I candidati di Magistratura democratica si impegnano a far sì che il prossimo Comitato direttivo centrale istituisca al più presto un Ufficio informatico dell’ANM, che segua da vicino le innovazioni tecnologiche che stanno interessando sia gli uffici di merito che di legittimità, raccogliendo costantemente le segnalazioni di ogni magistrato e operi in concreto per produrre idee ed esigere la soluzione dei problemi.
La magistratura dovrà governare la transizione digitale e non esserne governata.
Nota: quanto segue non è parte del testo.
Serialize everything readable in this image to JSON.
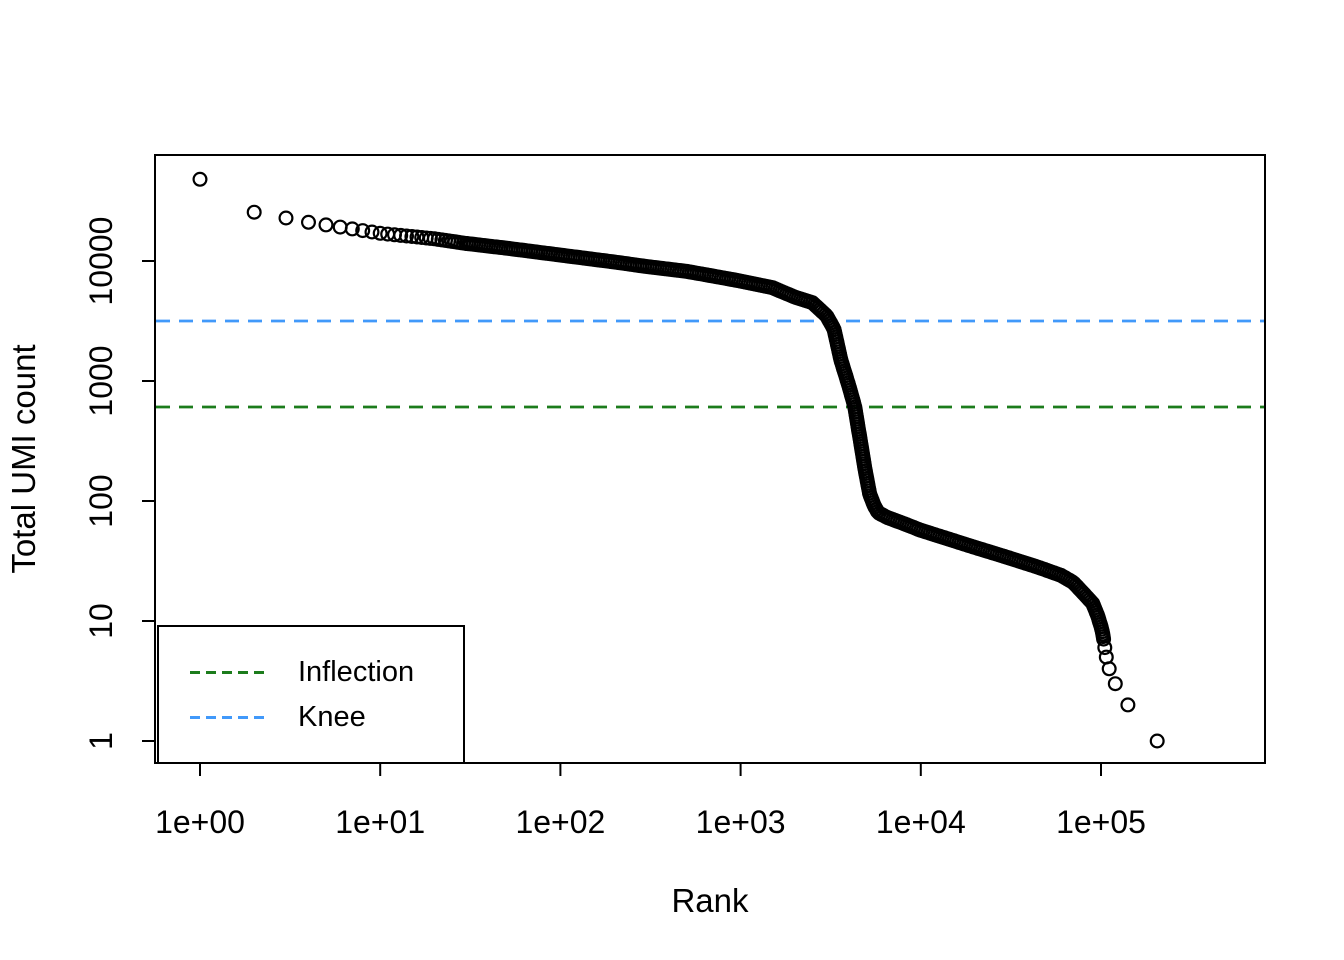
{
  "chart_data": {
    "type": "scatter",
    "title": "",
    "xlabel": "Rank",
    "ylabel": "Total UMI count",
    "x_scale": "log",
    "y_scale": "log",
    "x_ticks": [
      {
        "value": 1,
        "label": "1e+00"
      },
      {
        "value": 10,
        "label": "1e+01"
      },
      {
        "value": 100,
        "label": "1e+02"
      },
      {
        "value": 1000,
        "label": "1e+03"
      },
      {
        "value": 10000,
        "label": "1e+04"
      },
      {
        "value": 100000,
        "label": "1e+05"
      }
    ],
    "y_ticks": [
      {
        "value": 1,
        "label": "1"
      },
      {
        "value": 10,
        "label": "10"
      },
      {
        "value": 100,
        "label": "100"
      },
      {
        "value": 1000,
        "label": "1000"
      },
      {
        "value": 10000,
        "label": "10000"
      }
    ],
    "x_range_log10": [
      -0.25,
      5.91
    ],
    "y_range_log10": [
      -0.18,
      4.88
    ],
    "grid": false,
    "marker": "open-circle",
    "marker_color": "#000000",
    "legend_position": "bottom-left-inside",
    "reference_lines": [
      {
        "id": "inflection",
        "label": "Inflection",
        "value": 607,
        "color": "#1c7c1c",
        "style": "dashed"
      },
      {
        "id": "knee",
        "label": "Knee",
        "value": 3162,
        "color": "#4199fa",
        "style": "dashed"
      }
    ],
    "series": [
      {
        "name": "barcode-rank-curve",
        "curve_anchors": [
          [
            1,
            48000
          ],
          [
            2,
            25500
          ],
          [
            3,
            22800
          ],
          [
            4,
            21000
          ],
          [
            5,
            20000
          ],
          [
            7,
            18500
          ],
          [
            10,
            17000
          ],
          [
            15,
            16000
          ],
          [
            20,
            15300
          ],
          [
            30,
            14000
          ],
          [
            50,
            12800
          ],
          [
            100,
            11200
          ],
          [
            200,
            9800
          ],
          [
            300,
            9000
          ],
          [
            500,
            8200
          ],
          [
            700,
            7500
          ],
          [
            1000,
            6800
          ],
          [
            1500,
            6000
          ],
          [
            2000,
            5000
          ],
          [
            2500,
            4500
          ],
          [
            3000,
            3500
          ],
          [
            3300,
            2700
          ],
          [
            3600,
            1500
          ],
          [
            4000,
            900
          ],
          [
            4300,
            610
          ],
          [
            4600,
            330
          ],
          [
            4900,
            185
          ],
          [
            5200,
            115
          ],
          [
            5500,
            92
          ],
          [
            5800,
            80
          ],
          [
            6500,
            73
          ],
          [
            8000,
            65
          ],
          [
            10000,
            57
          ],
          [
            15000,
            47
          ],
          [
            20000,
            41
          ],
          [
            30000,
            34
          ],
          [
            45000,
            28
          ],
          [
            60000,
            24
          ],
          [
            70000,
            21
          ],
          [
            80000,
            17
          ],
          [
            90000,
            14
          ],
          [
            96000,
            11
          ],
          [
            100000,
            9
          ],
          [
            102000,
            8
          ],
          [
            103500,
            7
          ]
        ],
        "tail_points": [
          [
            105000,
            6
          ],
          [
            107000,
            5
          ],
          [
            111000,
            4
          ],
          [
            120000,
            3
          ],
          [
            141000,
            2
          ],
          [
            205000,
            1
          ]
        ]
      }
    ]
  }
}
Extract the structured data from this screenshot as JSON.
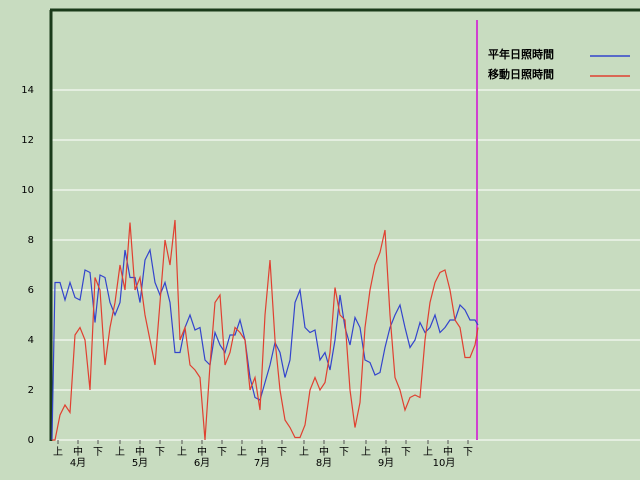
{
  "chart_data": {
    "type": "line",
    "x": [
      0,
      1.5,
      4,
      6.5,
      9,
      11.5,
      14,
      16.5,
      19,
      21.5,
      24,
      26.5,
      29,
      31.5,
      34,
      36.5,
      39,
      41.5,
      44,
      46.5,
      49,
      51.5,
      54,
      56.5,
      59,
      61.5,
      64,
      66.5,
      69,
      71.5,
      74,
      76.5,
      79,
      81.5,
      84,
      86.5,
      89,
      91.5,
      94,
      96.5,
      99,
      101.5,
      104,
      106.5,
      109,
      111.5,
      114,
      116.5,
      119,
      121.5,
      124,
      126.5,
      129,
      131.5,
      134,
      136.5,
      139,
      141.5,
      144,
      146.5,
      149,
      151.5,
      154,
      156.5,
      159,
      161.5,
      164,
      166.5,
      169,
      171.5,
      174,
      176.5,
      179,
      181.5,
      184,
      186.5,
      189,
      191.5,
      194,
      196.5,
      199,
      201.5,
      204,
      206.5,
      209,
      211.5,
      213
    ],
    "series": [
      {
        "name": "平年日照時間",
        "color": "#3344cc",
        "values": [
          0,
          6.3,
          6.3,
          5.6,
          6.3,
          5.7,
          5.6,
          6.8,
          6.7,
          4.7,
          6.6,
          6.5,
          5.5,
          5,
          5.5,
          7.6,
          6.5,
          6.5,
          5.5,
          7.2,
          7.6,
          6.3,
          5.8,
          6.3,
          5.5,
          3.5,
          3.5,
          4.5,
          5,
          4.4,
          4.5,
          3.2,
          3,
          4.3,
          3.8,
          3.5,
          4.2,
          4.2,
          4.8,
          4,
          2.5,
          1.7,
          1.6,
          2.3,
          3,
          3.9,
          3.5,
          2.5,
          3.2,
          5.5,
          6,
          4.5,
          4.3,
          4.4,
          3.2,
          3.5,
          2.8,
          4,
          5.8,
          4.5,
          3.8,
          4.9,
          4.5,
          3.2,
          3.1,
          2.6,
          2.7,
          3.7,
          4.5,
          5,
          5.4,
          4.5,
          3.7,
          4,
          4.7,
          4.3,
          4.5,
          5,
          4.3,
          4.5,
          4.8,
          4.8,
          5.4,
          5.2,
          4.8,
          4.8,
          4.6
        ]
      },
      {
        "name": "移動日照時間",
        "color": "#e04030",
        "values": [
          0,
          0,
          1,
          1.4,
          1.1,
          4.2,
          4.5,
          4,
          2,
          6.5,
          6,
          3,
          4.5,
          5.5,
          7,
          6,
          8.7,
          6,
          6.5,
          5,
          4,
          3,
          5.5,
          8,
          7,
          8.8,
          4,
          4.5,
          3,
          2.8,
          2.5,
          0,
          3,
          5.5,
          5.8,
          3,
          3.5,
          4.5,
          4.3,
          4,
          2,
          2.5,
          1.2,
          5,
          7.2,
          4,
          2,
          0.8,
          0.5,
          0.1,
          0.1,
          0.6,
          2,
          2.5,
          2,
          2.3,
          3.5,
          6.1,
          5,
          4.8,
          2,
          0.5,
          1.5,
          4.5,
          6,
          7,
          7.5,
          8.4,
          5,
          2.5,
          2,
          1.2,
          1.7,
          1.8,
          1.7,
          4,
          5.5,
          6.3,
          6.7,
          6.8,
          6,
          4.8,
          4.5,
          3.3,
          3.3,
          3.8,
          4.5
        ]
      }
    ],
    "xlim": [
      0,
      213
    ],
    "ylim": [
      0,
      17.2
    ],
    "yticks": [
      0,
      2,
      4,
      6,
      8,
      10,
      12,
      14
    ],
    "xticks": [
      {
        "value": 3,
        "label": "上"
      },
      {
        "value": 13,
        "label": "中"
      },
      {
        "value": 23,
        "label": "下"
      },
      {
        "value": 34,
        "label": "上"
      },
      {
        "value": 44,
        "label": "中"
      },
      {
        "value": 54,
        "label": "下"
      },
      {
        "value": 65,
        "label": "上"
      },
      {
        "value": 75,
        "label": "中"
      },
      {
        "value": 85,
        "label": "下"
      },
      {
        "value": 95,
        "label": "上"
      },
      {
        "value": 105,
        "label": "中"
      },
      {
        "value": 115,
        "label": "下"
      },
      {
        "value": 126,
        "label": "上"
      },
      {
        "value": 136,
        "label": "中"
      },
      {
        "value": 146,
        "label": "下"
      },
      {
        "value": 157,
        "label": "上"
      },
      {
        "value": 167,
        "label": "中"
      },
      {
        "value": 177,
        "label": "下"
      },
      {
        "value": 188,
        "label": "上"
      },
      {
        "value": 198,
        "label": "中"
      },
      {
        "value": 208,
        "label": "下"
      }
    ],
    "month_labels": [
      {
        "value": 13,
        "label": "4月"
      },
      {
        "value": 44,
        "label": "5月"
      },
      {
        "value": 75,
        "label": "6月"
      },
      {
        "value": 105,
        "label": "7月"
      },
      {
        "value": 136,
        "label": "8月"
      },
      {
        "value": 167,
        "label": "9月"
      },
      {
        "value": 196,
        "label": "10月"
      }
    ],
    "grid": true
  }
}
Occorre pretendere dal Ministero della Giustizia che siano rese disponibili tempestivamente le necessarie risorse hardware e che sia garantita un’assistenza pronta ed efficace per le problematiche e i malfunzionamenti degli applicativi informatici, che devono essere proposti agli uffici giudiziari solo quando pienamente funzionanti e adeguatamente testati, contrariamente a quanto accaduto di recente e con gravissime disfunzioni con l’applicativo APP.
È inoltre necessario lavorare su un dialogo tra l’esperienza del PCT e quella del nascente processo penale telematico, da cui possono nascere interessanti spunti trasversali, e vigilare sul rischio che il PPT – se ispirato dalla “filosofia” della mera velocità – diventi veicolo di ulteriore burocratizzazione del lavoro del magistrato, ulteriore strumento delle derive produttivistiche in atto da anni, che portano, in ogni sede, a ragionare non di qualità della giurisdizione ma solo di “smaltimento” dei processi: la gretta efficienza è sempre nemica della buona giustizia.
I processi innovativi chiamano in causa anche l’associazionismo – inteso come ANM e quei gruppi associati che vogliono essere centri di elaborazione culturale e professionale e non centri di potere.